Truly, Cupid, viewed in the character of a telegraphist, was far from being a success; for he had switched everybody off on to the wrong wire!

Cyn, gay unconscious Cyn, no more dreamed of Clem being supposedly in love with her, than she did that Jo was so filled with thoughts of her, that, had he been a different kind of a man, one would have called him desperately in love. But Cyn, unconscious of all this, saw, and with sorrow, the ever-increasing coldness between Nattie and Clem. For she had quite set her heart on the romance that had commenced in dots and dashes culminating in orange blossoms—a Wired Love. But now, to her vexation, she saw her anticipations liable to be set at naught, and herself unable to obtain even a clew to the trouble. Like the "line man," who goes up and down to find why the wires will not work, she could not find the "break" anywhere, and decided that romances, whether "wired" or taken in the ordinary way, were certainly very unwieldy things to manage.

"It seems to me that you do not use that wire very often now," she said one evening to Clem and Nattie, the latter of whom she had forcibly dragged forth from the solitude of her room. "Were it not for me, it would rust. Why! I used to hear your clatter into the small hours, but now——"

"Now we are more sensible," concluded Nattie, leaning over the piano to look at some music. "One gets tired of talking in dots and dashes after a time!"

Poor Nattie's trouble made her bitter sometimes.

"Yes, one wants a person they don't know to talk with, in order to make it interesting!" added Clem, not to be outdone.

"Good gracious!" thought Cyn, dismayed at the result of her probing. "This is really dreadful!" then she exclaimed impulsively,

"I hope you have not quarreled, you two!"

"Oh! dear no!" replied Nattie quickly, "what should we quarrel about?"

But Clem, after looking at her a moment, advanced and held out his hand, saying frankly,

"I believe we have been cross to each other of late, although how it happened I do not know! So let us make up and be good!"

Cyn looked up hopefully at this, but Nattie, who could hardly conceal her agitation, replied coldly,

"I do not see that anything has been the matter!" and placing a limp hand in his for an instant, turned away.

Clem bit his lip, then took out his watch, saying,

"I believe I have an engagement down town this evening. I shall have to leave you now, I fear, ladies."

Nattie celebrated his departure by bursting into tears that she vainly tried to hide, and was detected in this situation on the sofa by Cyn.

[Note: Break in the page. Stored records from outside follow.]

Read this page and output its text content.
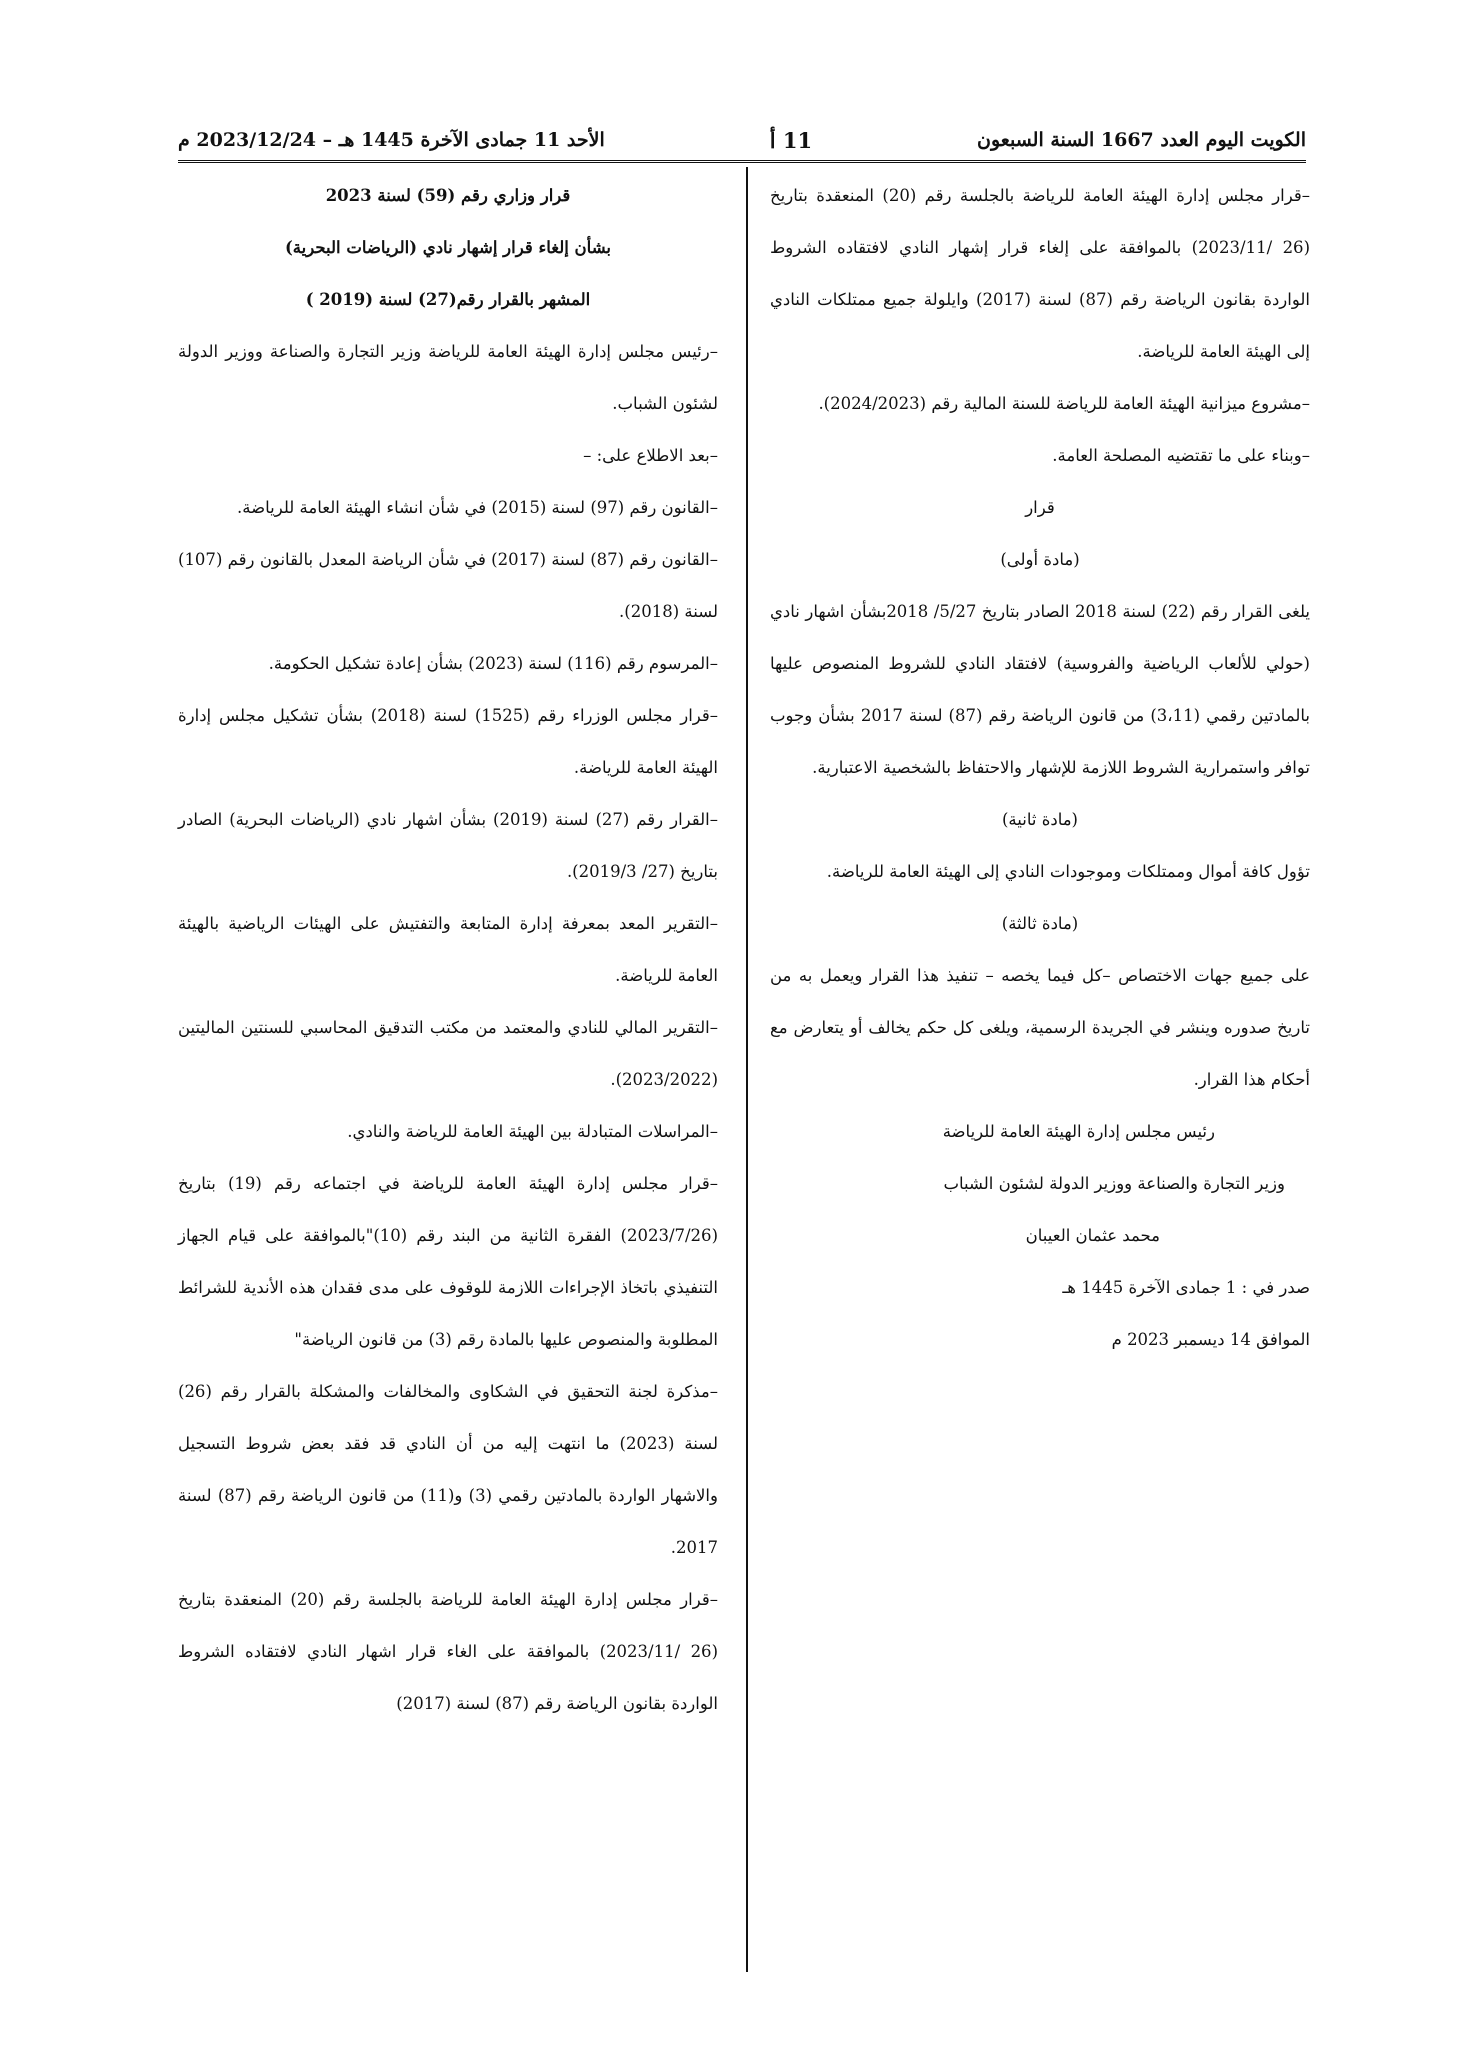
الكويت اليوم العدد 1667 السنة السبعون
11 أ
الأحد 11 جمادى الآخرة 1445 هـ – 2023/12/24 م

–قرار مجلس إدارة الهيئة العامة للرياضة بالجلسة رقم (20) المنعقدة بتاريخ (26 /2023/11) بالموافقة على إلغاء قرار إشهار النادي لافتقاده الشروط الواردة بقانون الرياضة رقم (87) لسنة (2017) وايلولة جميع ممتلكات النادي إلى الهيئة العامة للرياضة.

–مشروع ميزانية الهيئة العامة للرياضة للسنة المالية رقم (2024/2023).

–وبناء على ما تقتضيه المصلحة العامة.

قرار

(مادة أولى)

يلغى القرار رقم (22) لسنة 2018 الصادر بتاريخ 5/27/ 2018بشأن اشهار نادي (حولي للألعاب الرياضية والفروسية) لافتقاد النادي للشروط المنصوص عليها بالمادتين رقمي (3،11) من قانون الرياضة رقم (87) لسنة 2017 بشأن وجوب توافر واستمرارية الشروط اللازمة للإشهار والاحتفاظ بالشخصية الاعتبارية.

(مادة ثانية)

تؤول كافة أموال وممتلكات وموجودات النادي إلى الهيئة العامة للرياضة.

(مادة ثالثة)

على جميع جهات الاختصاص –كل فيما يخصه – تنفيذ هذا القرار ويعمل به من تاريخ صدوره وينشر في الجريدة الرسمية، ويلغى كل حكم يخالف أو يتعارض مع أحكام هذا القرار.

رئيس مجلس إدارة الهيئة العامة للرياضة

وزير التجارة والصناعة ووزير الدولة لشئون الشباب

محمد عثمان العيبان

صدر في : 1 جمادى الآخرة 1445 هـ

الموافق 14 ديسمبر 2023 م

قرار وزاري رقم (59) لسنة 2023

بشأن إلغاء قرار إشهار نادي (الرياضات البحرية)

المشهر بالقرار رقم(27) لسنة (2019 )

–رئيس مجلس إدارة الهيئة العامة للرياضة وزير التجارة والصناعة ووزير الدولة لشئون الشباب.

–بعد الاطلاع على: –

–القانون رقم (97) لسنة (2015) في شأن انشاء الهيئة العامة للرياضة.

–القانون رقم (87) لسنة (2017) في شأن الرياضة المعدل بالقانون رقم (107) لسنة (2018).

–المرسوم رقم (116) لسنة (2023) بشأن إعادة تشكيل الحكومة.

–قرار مجلس الوزراء رقم (1525) لسنة (2018) بشأن تشكيل مجلس إدارة الهيئة العامة للرياضة.

–القرار رقم (27) لسنة (2019) بشأن اشهار نادي (الرياضات البحرية) الصادر بتاريخ (27/ 2019/3).

–التقرير المعد بمعرفة إدارة المتابعة والتفتيش على الهيئات الرياضية بالهيئة العامة للرياضة.

–التقرير المالي للنادي والمعتمد من مكتب التدقيق المحاسبي للسنتين الماليتين (2023/2022).

–المراسلات المتبادلة بين الهيئة العامة للرياضة والنادي.

–قرار مجلس إدارة الهيئة العامة للرياضة في اجتماعه رقم (19) بتاريخ (2023/7/26) الفقرة الثانية من البند رقم (10)"بالموافقة على قيام الجهاز التنفيذي باتخاذ الإجراءات اللازمة للوقوف على مدى فقدان هذه الأندية للشرائط المطلوبة والمنصوص عليها بالمادة رقم (3) من قانون الرياضة"

–مذكرة لجنة التحقيق في الشكاوى والمخالفات والمشكلة بالقرار رقم (26) لسنة (2023) ما انتهت إليه من أن النادي قد فقد بعض شروط التسجيل والاشهار الواردة بالمادتين رقمي (3) و(11) من قانون الرياضة رقم (87) لسنة 2017.

–قرار مجلس إدارة الهيئة العامة للرياضة بالجلسة رقم (20) المنعقدة بتاريخ (26 /2023/11) بالموافقة على الغاء قرار اشهار النادي لافتقاده الشروط الواردة بقانون الرياضة رقم (87) لسنة (2017)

Cyn's arms were about her in a moment, and Cyn's voice said lovingly,

"What is it, dear? Tell, me what is the matter lately? Trust me with it. Is it about Clem?"

With a determination, very brave and unselfish, but unfortunately entirely uncalled for, not to mar Cyn's happy love by her sorrow, Nattie checked the tears, of which she was ashamed, and answered,

"No! I am very weak and foolish. The idea of my crying like a school-girl! I am only unhappy because—because—I am nobody!"

And this was all the information the sympathetic and perplexed Cyn could obtain.

Sitting that night on a low cricket before the fire with her dark hair unbound—and it was fortunate for Jo's peace of mind that he could not see her just then, becauses she was such an interesting "study!"—Cyn thought it all over, and could not, as she told herself, make out what it was all about.

"I thought everything was going on so smoothly," she mused, "and now here is what Clem himself would term a cross on the wire! and no one can find out where it is! Doesn't she love him, I wonder? I should, if I was she! Does he love her? if he does not, he is no kind of a hero! Ah! I know what would test the matter! a crisis! Now, for instance, if the house would only get on fire, and Nat burn up—that is, almost—and Clem save her just in time—that is the sort of thing that brings these heroes to terms in the dramas! but I suppose—everything is so different in real life—Clem would not wake up in time, and she would burn to a crisp—or some one else would save her first—Quimby, for instance, he is always doing something he ought not! no, I don't think it would do to risk it! nevertheless, I am convinced that a crisis is what is essential to complete the circuit, telegraphically speaking, or in other words, to bring down the curtain on every body, embracing everybody, with great eclat!"